Mobile on Track to Be #1 Video Screen in UK; Troubles with CRM

ExchangeWire Research’s weekly roundup brings you up-to-date research findings from around the world, with additional insight provided by Rebecca Muir, head of research and analysis, ExchangeWire. In this week’s edition: Mobile on track to be number one video screen in UK; Troubles with CRM; Cross-border trade rises despite Brexit; and Memorable premium content.

Mobile on track to be number one video screen in UK

There is set to be an explosion in video viewing on mobile devices, with mobile ad spend predicted to increase in 2017, according to a new study from AOL.

The research shows we are approaching a tipping point where mobile is set to be the number one video screen. Smartphones are rivalling desktops as the screen of choice for video, with an average of 57% of consumers globally watching videos on their mobile phones every day, compared with 58% who watch videos on their desktops or laptops.

In the UK, nearly three-quarters (71%) of consumers say they can’t live without their smartphone or always have to have it within arm’s reach. With dependency on smartphones on the rise, 54% of those surveyed say they are watching more online video now than a year ago, and 52% are watching these videos on their smartphones daily – the same amount as those watching video on their desktops or laptops (52%).

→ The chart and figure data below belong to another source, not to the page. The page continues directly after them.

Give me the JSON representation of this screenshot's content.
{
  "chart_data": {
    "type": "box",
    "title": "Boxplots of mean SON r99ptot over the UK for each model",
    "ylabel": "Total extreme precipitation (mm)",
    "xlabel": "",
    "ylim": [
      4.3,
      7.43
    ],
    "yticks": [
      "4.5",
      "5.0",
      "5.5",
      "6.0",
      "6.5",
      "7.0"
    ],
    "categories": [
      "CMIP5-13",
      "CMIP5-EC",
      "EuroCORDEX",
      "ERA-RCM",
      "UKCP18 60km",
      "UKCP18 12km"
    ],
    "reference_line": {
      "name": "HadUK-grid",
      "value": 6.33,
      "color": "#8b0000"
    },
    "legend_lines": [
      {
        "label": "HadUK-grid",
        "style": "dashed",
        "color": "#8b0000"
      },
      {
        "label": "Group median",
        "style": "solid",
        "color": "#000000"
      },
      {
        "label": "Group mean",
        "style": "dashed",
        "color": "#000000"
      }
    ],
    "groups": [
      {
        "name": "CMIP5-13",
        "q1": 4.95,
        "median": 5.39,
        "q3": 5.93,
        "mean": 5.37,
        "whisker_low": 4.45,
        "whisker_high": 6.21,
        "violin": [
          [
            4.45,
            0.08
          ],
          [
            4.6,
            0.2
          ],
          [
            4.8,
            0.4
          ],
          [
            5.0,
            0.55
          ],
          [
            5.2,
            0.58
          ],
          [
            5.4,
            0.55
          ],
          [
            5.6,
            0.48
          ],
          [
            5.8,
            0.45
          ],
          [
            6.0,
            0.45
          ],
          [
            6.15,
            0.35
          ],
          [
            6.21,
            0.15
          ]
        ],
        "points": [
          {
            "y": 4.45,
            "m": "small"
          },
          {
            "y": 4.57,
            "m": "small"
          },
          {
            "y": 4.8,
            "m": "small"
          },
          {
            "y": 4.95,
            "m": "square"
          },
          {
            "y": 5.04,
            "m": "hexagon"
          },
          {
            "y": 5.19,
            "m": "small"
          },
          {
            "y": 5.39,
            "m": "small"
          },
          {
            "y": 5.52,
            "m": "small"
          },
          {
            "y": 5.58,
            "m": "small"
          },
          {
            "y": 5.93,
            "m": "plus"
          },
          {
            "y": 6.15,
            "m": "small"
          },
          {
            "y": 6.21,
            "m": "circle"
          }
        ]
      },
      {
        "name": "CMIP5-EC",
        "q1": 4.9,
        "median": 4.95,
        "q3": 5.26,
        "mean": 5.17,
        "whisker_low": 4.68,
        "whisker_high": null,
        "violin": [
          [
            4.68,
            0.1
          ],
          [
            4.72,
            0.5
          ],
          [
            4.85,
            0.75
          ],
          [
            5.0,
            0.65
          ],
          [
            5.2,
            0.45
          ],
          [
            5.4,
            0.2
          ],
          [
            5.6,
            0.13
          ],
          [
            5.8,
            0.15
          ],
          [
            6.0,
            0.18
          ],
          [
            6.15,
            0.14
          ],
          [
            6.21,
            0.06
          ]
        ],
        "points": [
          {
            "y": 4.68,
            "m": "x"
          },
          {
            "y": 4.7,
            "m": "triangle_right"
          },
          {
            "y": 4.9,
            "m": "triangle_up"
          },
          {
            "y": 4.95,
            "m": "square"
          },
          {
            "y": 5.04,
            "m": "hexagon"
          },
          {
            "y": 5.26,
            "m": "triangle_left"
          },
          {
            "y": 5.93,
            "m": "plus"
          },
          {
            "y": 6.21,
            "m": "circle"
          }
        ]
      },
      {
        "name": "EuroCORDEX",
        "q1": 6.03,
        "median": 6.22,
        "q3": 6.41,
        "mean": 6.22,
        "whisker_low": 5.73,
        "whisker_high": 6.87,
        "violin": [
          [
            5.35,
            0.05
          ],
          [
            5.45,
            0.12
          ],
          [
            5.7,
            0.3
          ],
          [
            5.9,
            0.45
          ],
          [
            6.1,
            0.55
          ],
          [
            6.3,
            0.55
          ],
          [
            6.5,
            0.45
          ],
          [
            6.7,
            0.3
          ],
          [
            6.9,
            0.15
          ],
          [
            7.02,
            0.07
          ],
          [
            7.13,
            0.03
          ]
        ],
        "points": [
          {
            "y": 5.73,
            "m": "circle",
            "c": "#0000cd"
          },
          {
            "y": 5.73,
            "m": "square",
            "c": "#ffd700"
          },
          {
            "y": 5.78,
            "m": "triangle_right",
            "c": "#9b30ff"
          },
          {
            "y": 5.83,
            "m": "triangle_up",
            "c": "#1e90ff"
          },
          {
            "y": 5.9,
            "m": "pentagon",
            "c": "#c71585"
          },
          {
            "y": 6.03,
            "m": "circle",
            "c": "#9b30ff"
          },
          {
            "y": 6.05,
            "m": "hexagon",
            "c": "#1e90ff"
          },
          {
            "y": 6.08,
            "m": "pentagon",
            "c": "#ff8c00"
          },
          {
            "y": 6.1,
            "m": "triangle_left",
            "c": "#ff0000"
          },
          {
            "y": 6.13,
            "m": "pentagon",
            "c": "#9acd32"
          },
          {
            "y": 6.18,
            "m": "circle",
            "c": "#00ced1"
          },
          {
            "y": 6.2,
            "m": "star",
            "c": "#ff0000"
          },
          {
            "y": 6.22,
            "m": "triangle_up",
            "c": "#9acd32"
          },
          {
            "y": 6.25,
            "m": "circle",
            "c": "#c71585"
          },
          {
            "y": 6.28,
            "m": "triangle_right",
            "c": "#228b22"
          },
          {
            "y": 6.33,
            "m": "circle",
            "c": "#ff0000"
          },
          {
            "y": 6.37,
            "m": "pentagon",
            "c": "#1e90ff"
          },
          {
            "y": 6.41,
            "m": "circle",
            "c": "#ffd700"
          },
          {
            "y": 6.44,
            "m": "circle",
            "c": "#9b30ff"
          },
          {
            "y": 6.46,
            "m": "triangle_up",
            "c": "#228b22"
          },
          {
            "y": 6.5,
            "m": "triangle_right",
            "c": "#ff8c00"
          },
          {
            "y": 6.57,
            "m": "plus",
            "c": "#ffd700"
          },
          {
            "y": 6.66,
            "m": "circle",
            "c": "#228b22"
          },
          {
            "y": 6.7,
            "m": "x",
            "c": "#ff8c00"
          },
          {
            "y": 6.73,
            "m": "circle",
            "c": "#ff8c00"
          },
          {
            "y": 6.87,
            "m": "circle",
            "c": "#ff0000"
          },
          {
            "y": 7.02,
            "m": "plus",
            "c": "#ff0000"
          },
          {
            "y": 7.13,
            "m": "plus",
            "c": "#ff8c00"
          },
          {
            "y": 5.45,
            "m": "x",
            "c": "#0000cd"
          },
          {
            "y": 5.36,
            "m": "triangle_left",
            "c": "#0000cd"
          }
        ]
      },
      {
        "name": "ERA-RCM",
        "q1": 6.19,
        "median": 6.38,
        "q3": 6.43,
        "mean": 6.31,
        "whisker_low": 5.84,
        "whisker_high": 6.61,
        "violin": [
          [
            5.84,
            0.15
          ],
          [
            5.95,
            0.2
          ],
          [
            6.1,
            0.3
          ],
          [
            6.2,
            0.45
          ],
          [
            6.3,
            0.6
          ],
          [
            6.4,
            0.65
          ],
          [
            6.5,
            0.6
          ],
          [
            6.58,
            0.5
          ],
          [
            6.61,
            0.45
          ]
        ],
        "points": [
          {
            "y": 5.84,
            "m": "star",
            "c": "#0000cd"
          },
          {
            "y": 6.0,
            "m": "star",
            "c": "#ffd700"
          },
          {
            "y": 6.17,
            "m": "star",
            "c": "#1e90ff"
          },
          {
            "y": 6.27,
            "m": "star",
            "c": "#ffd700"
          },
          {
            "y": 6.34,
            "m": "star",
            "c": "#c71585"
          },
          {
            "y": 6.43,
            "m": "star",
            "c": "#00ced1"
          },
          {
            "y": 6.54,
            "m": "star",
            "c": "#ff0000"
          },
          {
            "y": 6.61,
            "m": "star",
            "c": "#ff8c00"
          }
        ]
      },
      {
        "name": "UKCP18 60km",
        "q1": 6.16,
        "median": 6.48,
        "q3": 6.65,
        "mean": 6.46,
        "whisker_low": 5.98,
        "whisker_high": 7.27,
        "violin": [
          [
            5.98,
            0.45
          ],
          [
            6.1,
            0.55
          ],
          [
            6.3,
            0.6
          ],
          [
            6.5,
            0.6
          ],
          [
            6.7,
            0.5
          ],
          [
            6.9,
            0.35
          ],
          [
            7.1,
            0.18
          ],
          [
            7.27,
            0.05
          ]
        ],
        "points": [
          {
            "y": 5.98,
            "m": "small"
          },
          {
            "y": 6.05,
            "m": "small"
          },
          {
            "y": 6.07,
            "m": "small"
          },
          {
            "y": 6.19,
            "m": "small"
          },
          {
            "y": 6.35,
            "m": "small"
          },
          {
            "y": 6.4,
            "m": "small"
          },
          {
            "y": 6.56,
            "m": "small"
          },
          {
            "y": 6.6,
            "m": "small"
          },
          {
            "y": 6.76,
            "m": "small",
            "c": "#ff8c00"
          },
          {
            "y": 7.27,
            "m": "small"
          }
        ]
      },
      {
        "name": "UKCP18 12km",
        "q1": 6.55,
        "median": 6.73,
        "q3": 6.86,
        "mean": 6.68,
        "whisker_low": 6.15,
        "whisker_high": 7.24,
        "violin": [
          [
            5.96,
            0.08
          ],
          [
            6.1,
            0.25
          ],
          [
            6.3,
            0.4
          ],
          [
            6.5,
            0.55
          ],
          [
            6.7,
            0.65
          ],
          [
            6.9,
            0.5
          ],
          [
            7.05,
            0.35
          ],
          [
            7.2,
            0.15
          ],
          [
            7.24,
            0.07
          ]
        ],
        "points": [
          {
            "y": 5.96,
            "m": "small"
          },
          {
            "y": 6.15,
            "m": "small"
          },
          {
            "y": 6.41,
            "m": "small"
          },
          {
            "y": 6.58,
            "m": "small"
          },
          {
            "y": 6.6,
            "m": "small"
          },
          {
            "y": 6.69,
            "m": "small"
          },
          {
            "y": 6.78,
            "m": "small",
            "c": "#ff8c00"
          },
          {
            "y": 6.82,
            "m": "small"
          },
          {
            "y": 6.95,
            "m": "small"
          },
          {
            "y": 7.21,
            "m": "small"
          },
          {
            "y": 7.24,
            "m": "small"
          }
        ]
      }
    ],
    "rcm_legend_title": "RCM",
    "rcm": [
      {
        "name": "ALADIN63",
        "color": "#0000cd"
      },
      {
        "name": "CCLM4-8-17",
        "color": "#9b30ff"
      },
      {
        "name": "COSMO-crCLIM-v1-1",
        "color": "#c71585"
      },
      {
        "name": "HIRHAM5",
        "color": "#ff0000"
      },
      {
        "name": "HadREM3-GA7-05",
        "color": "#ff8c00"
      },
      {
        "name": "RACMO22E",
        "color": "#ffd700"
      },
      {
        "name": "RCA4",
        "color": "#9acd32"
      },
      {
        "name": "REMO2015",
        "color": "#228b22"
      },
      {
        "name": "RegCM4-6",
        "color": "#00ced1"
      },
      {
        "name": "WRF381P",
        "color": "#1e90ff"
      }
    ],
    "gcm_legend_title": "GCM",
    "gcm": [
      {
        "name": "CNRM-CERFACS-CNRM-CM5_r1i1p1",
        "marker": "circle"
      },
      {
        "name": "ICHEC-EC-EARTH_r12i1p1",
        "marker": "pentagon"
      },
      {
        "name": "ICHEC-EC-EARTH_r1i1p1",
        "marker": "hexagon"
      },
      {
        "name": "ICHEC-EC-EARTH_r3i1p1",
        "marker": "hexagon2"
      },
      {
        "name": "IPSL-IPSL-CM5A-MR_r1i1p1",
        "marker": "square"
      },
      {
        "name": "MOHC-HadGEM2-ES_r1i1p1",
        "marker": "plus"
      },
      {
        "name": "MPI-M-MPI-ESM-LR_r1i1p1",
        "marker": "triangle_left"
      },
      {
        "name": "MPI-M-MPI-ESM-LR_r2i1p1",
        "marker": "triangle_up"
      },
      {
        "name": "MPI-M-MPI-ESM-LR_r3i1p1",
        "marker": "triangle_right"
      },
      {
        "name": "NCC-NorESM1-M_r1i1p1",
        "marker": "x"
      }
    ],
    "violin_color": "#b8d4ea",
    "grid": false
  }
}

With so many distractions at our fingertips, the attention spans of online consumers are rapidly shrinking. While online video is growing across all lengths, consumption of short-form video is rising at an even higher rate. In the UK, 32% of consumers watch videos that are five minutes or less every day (vs. 42% globally). As videos get longer, this number decreases, with only 17% of consumers watching videos that are 10-20 minutes long on a daily basis (vs. 21% globally).

Troubles with CRM

Fewer than one-in-five (17%) CRM managers believe that their CRM work is clearly contributing to their company’s revenue, according to research by Wiraya.

Almost half (47%) of respondents cited the improvement of customer satisfaction as top of their business agenda. Supporting business growth also appears to be a key consideration for employees, with 31% revealing that average profit per customer (ARPU) is their most important KPI, closely followed by return on investment (27%).

Despite this, CRM is perceived as a key business driver for over 30% of businesses – the issue is many lack the clear direction and customer insight to support their goals and create direct profitability for their business.

The report details three levels of CRM maturity;

– Traditional: most common group (34%), typically working continuously, work with CRM, but without having exact plans and processes

– Adhoc: second most common (32%), whose CRM work is mainly on an ad-hoc basis, with no direct organisational structure or appointed role

– Ambitious: only 31% considered themselves to have plans and processes in place, as well as a dedicated team or individual

Cross-border trade rises despite Brexit

Brits spent over £7.7bn (USD$9.6bn) abroad in 2016, purchasing more than ever from overseas retailers, finds research by VoucherCodes.co.uk.

Online spending from overseas retailers reached highs of 12.8% in 2016 and is predicted to increase by 8.9% this year to over £8.4bn (USD$10.4bn). However, GDP growth has developed at a slightly slower rate, slowing from 2.0% in 2016 to 1.5% predicted by the end of 2017. One-in-ten Brits now use e-wallets, such as Apple or Android Pay, as their preferred payment method of choice for online transactions.

In Europe as a whole, the overall value grew almost 20% to £32.5bn (USD$40.4bn) in 2016, showing the growing consumer appetite for cross-border trade has not been dampened by political and economic uncertainty across Europe. This is expected to climb even higher in 2017 to £37.7bn (USD$46.9bn).

However, when looking at the results of the UK’s cross-border spend, the research reveals Brits are less likely to purchase from overseas retailers compared to the rest of Europe. In fact, in 2016, cross-border sales accounted for just 12.8% of total online sales; whereas countries including Germany, France, and the Netherlands saw shares as high as 25%.

Memorable premium content

Premium editorial content is more memorable and engaging than social feeds, suggests new research by Teads. For the rational/detailed-oriented (left) side of the brain, premium editorial was found to have a 19% greater impact on memory. For the emotional (right) side of the brain, premium editorial had an 8% greater impact on memory.

Video ads within premium editorial performed better than eight out of 10 online ads tested, when measured by detailed memory encoding, a key metric for ad impact. Content and video advertising have separate ‘neurostates’ that, when aligned, drive higher effectiveness. Premium editorial achieved a balanced ‘neurostate’, meaning that activity was charted equally on the left and right sides of the brain, thus allowing a broad range of video advertising creative to be effective within premium editorial.

Creative has the power to amplify the strengths seen in both premium editorial and within social feeds. Teads’ study found that ads featuring individuals are star performers on premium editorial; whereas ads showing complexity and movement perform well on social. Lastly, overt branding, often thought to be a way of delivering a strong branding effect, may have the opposite impact on memory encoding.